O ano parecia encerrado para o futebol italiano. Sem a Itália na Copa do Mundo, uma vez mais vergonhosamente incapaz de se classificar, os meses de novembro e dezembro jogaram o calcio em sono quase profundo, a não ser pelos sempre bem-vindos jogos da Serie B, que não parou.
Enquanto os países envolvidos no mundial disputavam vagas nas oitavas, os jogadores da Serie A italiana experimentavam férias num mês sempre reservado para rodadas finais do primeiro turno. É até curioso ver o contorcionismo feito por jornais e páginas para gerar conteúdo num período bem sonolento.
Mas a Juventus resolveu a situação formidavelmente.
De um dia para outro, mais precisamente de 28 para 29 de novembro de 2022, até clubes “não rivais” comentaram a nova realidade bianconera. Para se ter uma ideia, até a La Liga resolveu dar pitaco, para não dizer cobrar a Juve pelo ocorrido.
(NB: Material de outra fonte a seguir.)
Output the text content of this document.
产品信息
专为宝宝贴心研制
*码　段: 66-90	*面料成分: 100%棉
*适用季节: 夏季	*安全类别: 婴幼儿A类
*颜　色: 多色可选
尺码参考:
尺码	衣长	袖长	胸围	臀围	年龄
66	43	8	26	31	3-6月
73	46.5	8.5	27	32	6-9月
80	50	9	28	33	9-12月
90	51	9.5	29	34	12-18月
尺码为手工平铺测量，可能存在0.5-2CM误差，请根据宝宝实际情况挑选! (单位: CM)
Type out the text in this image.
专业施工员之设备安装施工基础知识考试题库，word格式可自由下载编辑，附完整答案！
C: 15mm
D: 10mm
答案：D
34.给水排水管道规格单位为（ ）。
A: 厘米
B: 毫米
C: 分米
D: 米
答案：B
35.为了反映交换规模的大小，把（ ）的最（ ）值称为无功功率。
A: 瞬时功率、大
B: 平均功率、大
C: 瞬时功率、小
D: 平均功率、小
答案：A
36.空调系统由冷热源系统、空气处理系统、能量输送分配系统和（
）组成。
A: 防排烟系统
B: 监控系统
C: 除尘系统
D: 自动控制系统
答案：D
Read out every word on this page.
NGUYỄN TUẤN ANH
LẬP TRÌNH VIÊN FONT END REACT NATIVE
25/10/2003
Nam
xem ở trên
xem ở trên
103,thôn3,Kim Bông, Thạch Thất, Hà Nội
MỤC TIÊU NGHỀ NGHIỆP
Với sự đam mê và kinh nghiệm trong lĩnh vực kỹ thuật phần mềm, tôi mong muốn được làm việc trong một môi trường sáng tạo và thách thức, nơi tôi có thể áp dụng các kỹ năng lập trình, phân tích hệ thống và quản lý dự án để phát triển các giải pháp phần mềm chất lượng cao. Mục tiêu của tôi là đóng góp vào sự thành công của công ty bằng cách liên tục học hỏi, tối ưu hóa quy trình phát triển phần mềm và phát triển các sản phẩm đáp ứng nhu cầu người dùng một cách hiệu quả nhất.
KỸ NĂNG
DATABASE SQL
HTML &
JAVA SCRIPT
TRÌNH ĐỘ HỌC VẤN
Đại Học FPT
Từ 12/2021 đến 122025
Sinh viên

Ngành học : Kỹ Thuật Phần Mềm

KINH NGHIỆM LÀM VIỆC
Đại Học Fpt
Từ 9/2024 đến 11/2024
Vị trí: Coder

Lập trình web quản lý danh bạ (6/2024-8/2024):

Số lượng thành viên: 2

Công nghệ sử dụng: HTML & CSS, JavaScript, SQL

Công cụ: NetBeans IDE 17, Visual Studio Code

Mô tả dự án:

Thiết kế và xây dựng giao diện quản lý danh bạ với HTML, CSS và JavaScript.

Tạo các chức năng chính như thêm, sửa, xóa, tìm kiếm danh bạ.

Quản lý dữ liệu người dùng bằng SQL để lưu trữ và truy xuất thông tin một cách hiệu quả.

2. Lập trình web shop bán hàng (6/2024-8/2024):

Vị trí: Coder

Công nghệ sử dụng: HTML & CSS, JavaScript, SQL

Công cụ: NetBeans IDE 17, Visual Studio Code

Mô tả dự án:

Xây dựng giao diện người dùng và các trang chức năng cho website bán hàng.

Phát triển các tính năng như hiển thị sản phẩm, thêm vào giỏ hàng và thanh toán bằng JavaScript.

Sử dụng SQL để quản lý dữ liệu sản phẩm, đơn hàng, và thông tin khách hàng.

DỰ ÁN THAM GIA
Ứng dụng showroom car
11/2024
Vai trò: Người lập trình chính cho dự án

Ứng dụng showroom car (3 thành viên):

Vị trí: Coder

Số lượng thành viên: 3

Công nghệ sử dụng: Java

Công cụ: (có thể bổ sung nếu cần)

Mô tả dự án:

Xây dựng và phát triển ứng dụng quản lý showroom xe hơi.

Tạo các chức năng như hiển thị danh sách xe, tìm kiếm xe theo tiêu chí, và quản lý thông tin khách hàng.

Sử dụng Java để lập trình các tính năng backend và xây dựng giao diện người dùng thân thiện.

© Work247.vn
Mas o que ocorreu? O longo e hipertécnico comunicado publicado pelo clube explica muito mal a situação – talvez de propósito, assim como ocorria no antigo caderno de economia. A versão simples e mais dura da coisa é: Agnelli e Nedved pediram demissão dos cargos de presidente e vice e extinguiram o conselho de administração bianconero.
O motivo?
A conta apresentada em junho de 2022 não fechou, gerando perguntas até então sem respostas ao Ministério Público e ao Tribunal de Turim. Agora, novas pessoas assumirão para refazer toda a matemática e, talvez, provar que não houve irregularidade no período. Detalhe: tudo isso está no comunicado divulgado pela própria Juve – claro, transcrito em outros termos.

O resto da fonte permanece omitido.